Photo By Craig F. Walker / The Denver Post

What is my mark? How do I know how I’m doing if I don’t have a mark?

Grading is a fundamental challenge of schooling. It’s held out as both carrot and stick. We measure what’s easily quantifiable and reduce it to a number, where the substance of what was supposedly learned is nowhere to be seen.

The sorting hat mechanism of grades, meant to separate those who “can” from those who “can’t” is full of false assumptions, the greatest being that the numbers alone tell us something about a person’s future potential or success.

Typically, all students are given the same material and test to see who performs the best. I suppose this is based on the notion all students are the same, or at least could be the same if they just tried as hard as the ones who get the best marks. Easy to compare. We compare against the same standard sameness.

If we don’t evaluate everyone against the same standard, how will we know how not the same they are?

Effort. Perseverance. Organization. Accountability. Responsibility. Those are the qualities of good students. How students engage with the content and how they demonstrate their learning and understanding, for the sake of efficiency, has traditionally been, the same.

If I was producing widgets in a factory, I would want to test periodically to ensure quality. Those that did not meet the quality standards would be discarded. Here my goal is to produce the same thing. I get that with things.

Humans aren’t things.

Is our goal to produce “same” humans? School-birthed, standardized citizens, graded for their social value? We give them all the same content, same test, and discover they are indeed different, and blame it on the individuals for not all doing the same thing so they could have somehow gotten the same results. Strange thinking.

If it isn’t the lack of same effort and we have proven to ourselves that each is indeed unique, wouldn’t it make sense that we approach this whole what to learn, how to learn it, and how to see what was learned and how it could be used, differently?

And what is the human impact of asking young people to daily follow the will and plan of others? To have them wondering Am I doing this right? How will I be judged? What will people think of me if/when I don’t perform to their expectations? There is a cost to raising our young people in these kinds of environments. Ask them. They will tell you the personal and mental cost.

Creating a competitive system with a quota for opportunity (one top student, limited scholarships) says to the majority: You are not enough; You should have worked harder. Many have long given up hope of being among the select “starred” students and sit, de-spirited of self, physically present but absent in mind and soul, says George Sefa Dei, silently counting the days until their release.

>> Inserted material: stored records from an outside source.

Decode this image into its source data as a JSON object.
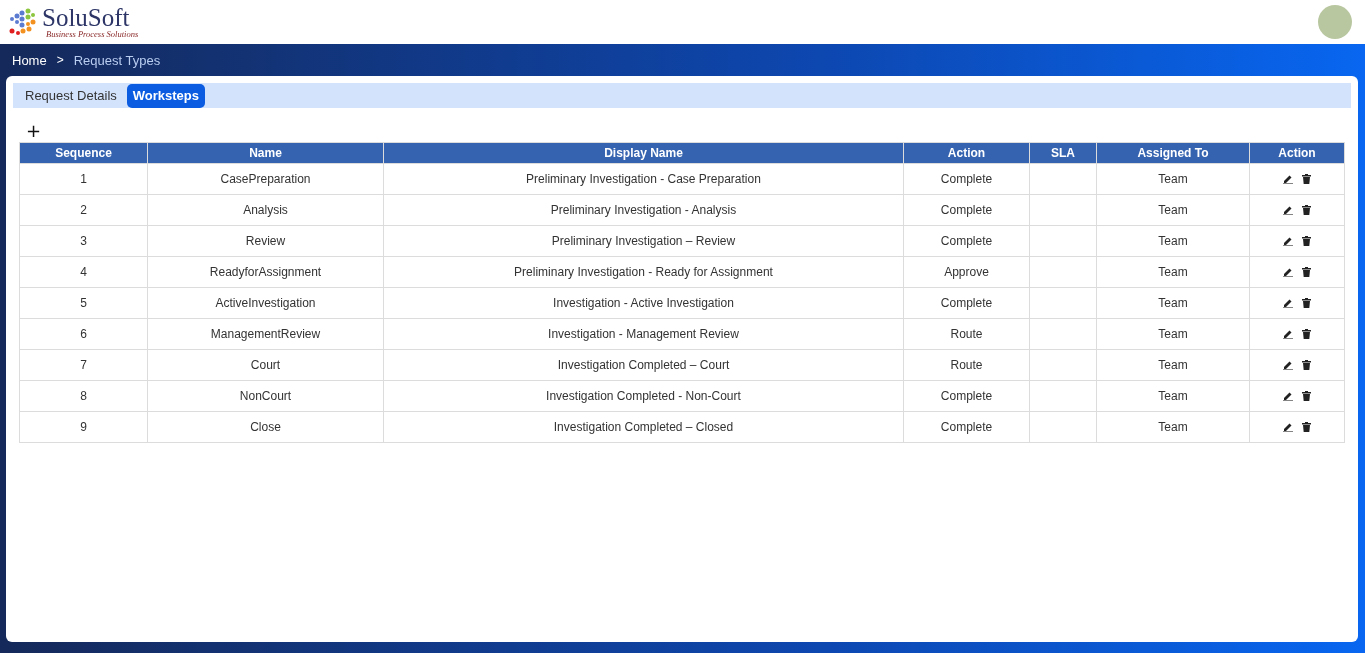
{
  "logo": {
    "name": "SoluSoft",
    "tagline": "Business Process Solutions"
  },
  "breadcrumb": [
    {
      "label": "Home",
      "current": false
    },
    {
      "label": "Request Types",
      "current": true
    }
  ],
  "breadcrumb_separator": ">",
  "tabs": [
    {
      "label": "Request Details",
      "selected": false
    },
    {
      "label": "Worksteps",
      "selected": true
    }
  ],
  "add_button": "+",
  "table": {
    "columns": [
      "Sequence",
      "Name",
      "Display Name",
      "Action",
      "SLA",
      "Assigned To",
      "Action"
    ],
    "rows": [
      {
        "sequence": "1",
        "name": "CasePreparation",
        "display_name": "Preliminary Investigation - Case Preparation",
        "action": "Complete",
        "assigned_to": "Team"
      },
      {
        "sequence": "2",
        "name": "Analysis",
        "display_name": "Preliminary Investigation - Analysis",
        "action": "Complete",
        "assigned_to": "Team"
      },
      {
        "sequence": "3",
        "name": "Review",
        "display_name": "Preliminary Investigation – Review",
        "action": "Complete",
        "assigned_to": "Team"
      },
      {
        "sequence": "4",
        "name": "ReadyforAssignment",
        "display_name": "Preliminary Investigation - Ready for Assignment",
        "action": "Approve",
        "assigned_to": "Team"
      },
      {
        "sequence": "5",
        "name": "ActiveInvestigation",
        "display_name": "Investigation - Active Investigation",
        "action": "Complete",
        "assigned_to": "Team"
      },
      {
        "sequence": "6",
        "name": "ManagementReview",
        "display_name": "Investigation - Management Review",
        "action": "Route",
        "assigned_to": "Team"
      },
      {
        "sequence": "7",
        "name": "Court",
        "display_name": "Investigation Completed – Court",
        "action": "Route",
        "assigned_to": "Team"
      },
      {
        "sequence": "8",
        "name": "NonCourt",
        "display_name": "Investigation Completed - Non-Court",
        "action": "Complete",
        "assigned_to": "Team"
      },
      {
        "sequence": "9",
        "name": "Close",
        "display_name": "Investigation Completed – Closed",
        "action": "Complete",
        "assigned_to": "Team"
      }
    ]
  }
}
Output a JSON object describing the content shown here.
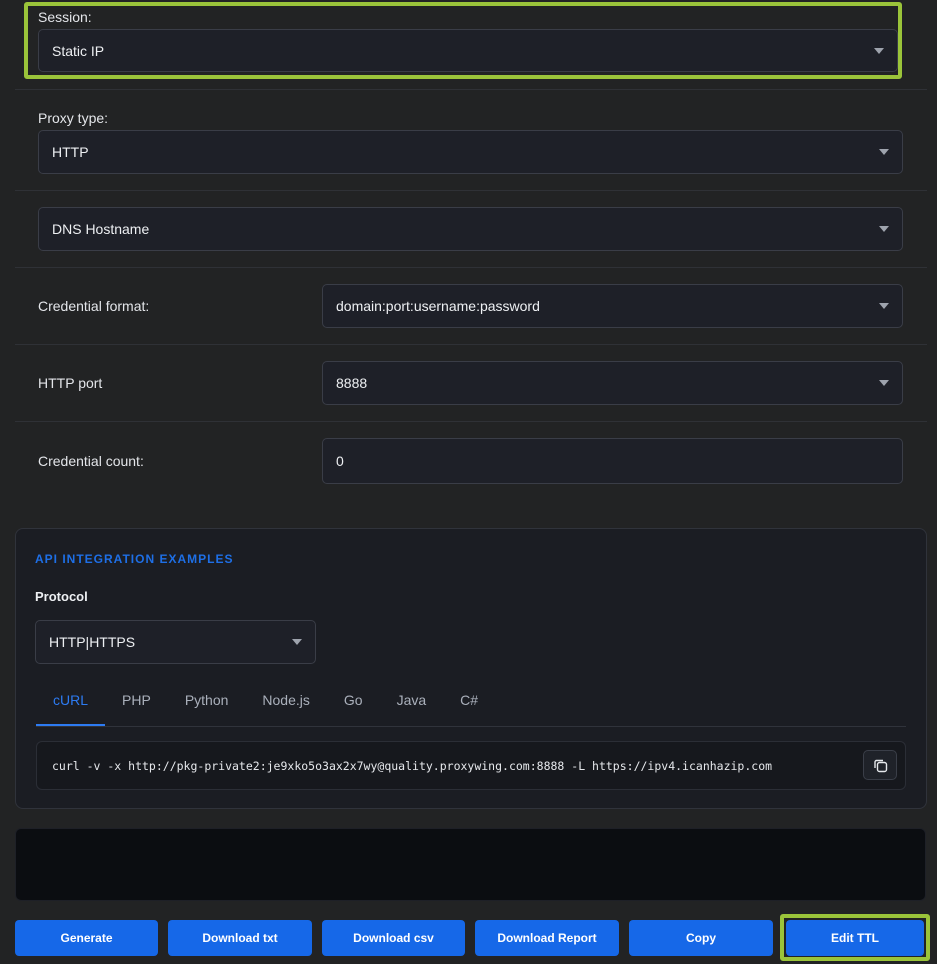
{
  "session": {
    "label": "Session:",
    "value": "Static IP"
  },
  "proxy_type": {
    "label": "Proxy type:",
    "value": "HTTP"
  },
  "dns": {
    "value": "DNS Hostname"
  },
  "credential_format": {
    "label": "Credential format:",
    "value": "domain:port:username:password"
  },
  "http_port": {
    "label": "HTTP port",
    "value": "8888"
  },
  "credential_count": {
    "label": "Credential count:",
    "value": "0"
  },
  "api": {
    "title": "API INTEGRATION EXAMPLES",
    "protocol_label": "Protocol",
    "protocol_value": "HTTP|HTTPS",
    "tabs": [
      "cURL",
      "PHP",
      "Python",
      "Node.js",
      "Go",
      "Java",
      "C#"
    ],
    "active_tab": "cURL",
    "code": "curl -v -x http://pkg-private2:je9xko5o3ax2x7wy@quality.proxywing.com:8888 -L https://ipv4.icanhazip.com"
  },
  "buttons": {
    "generate": "Generate",
    "download_txt": "Download txt",
    "download_csv": "Download csv",
    "download_report": "Download Report",
    "copy": "Copy",
    "edit_ttl": "Edit TTL"
  },
  "colors": {
    "accent": "#1668e8",
    "highlight": "#9bc43a",
    "background": "#222324"
  }
}
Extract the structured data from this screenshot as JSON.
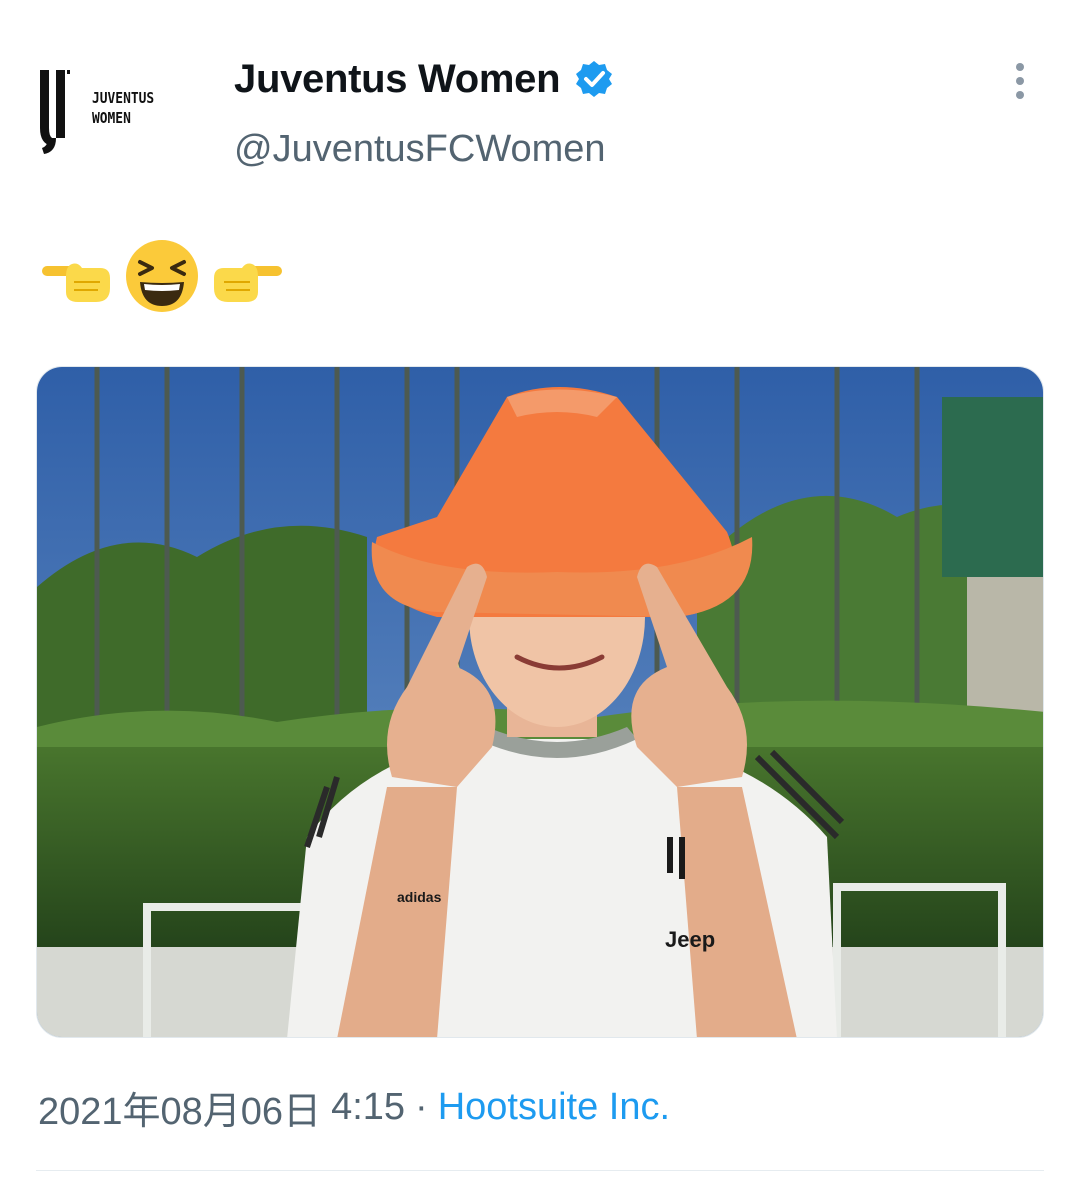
{
  "author": {
    "logo_text_line1": "JUVENTUS",
    "logo_text_line2": "WOMEN",
    "display_name": "Juventus Women",
    "verified": true,
    "handle": "@JuventusFCWomen"
  },
  "tweet": {
    "emojis": [
      "backhand-index-pointing-right",
      "grinning-squinting-face",
      "backhand-index-pointing-left"
    ],
    "media": {
      "jersey_text": "Jeep",
      "jersey_brand": "adidas"
    }
  },
  "meta": {
    "date": "2021年08月06日",
    "time": "4:15",
    "separator": "·",
    "source": "Hootsuite Inc."
  },
  "colors": {
    "verified_blue": "#1d9bf0",
    "link_blue": "#1d9bf0",
    "muted_text": "#536471",
    "cone_orange": "#f47a3f"
  }
}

How do we break out of this marking and grading narrative, a narrative that embodies the grade as one’s social worth and value and ultimately, identity? We hear the labels: “A” student, “C” student, as if the grade is one’s worth, a kind of mental epi-genetic modification, markers told to them that become the brain’s self talk: I am no good at math, I can’t write, I’m the smartest at pre-calculus, I’m good at doing things when it’s outlined for me, or I’m pretty average.

We are in a cultural renaissance as we shift from command and control systems, to enabling systems. Systems requiring managing are increasingly being handed off to AI and robotization.

We need self-seekers. Collaborators. Creators. We need individuals confident in who they are and their abilities to seek out opportunities and possibilities.

We need leaders who can thrive in ambiguity and paradox and see the possibilities that can’t be reduced to a single number or letter grade.

What’s my mark? You’re going to have to create your mark on the world by finding ways you can contribute. You will know how you are doing when you do things that matter.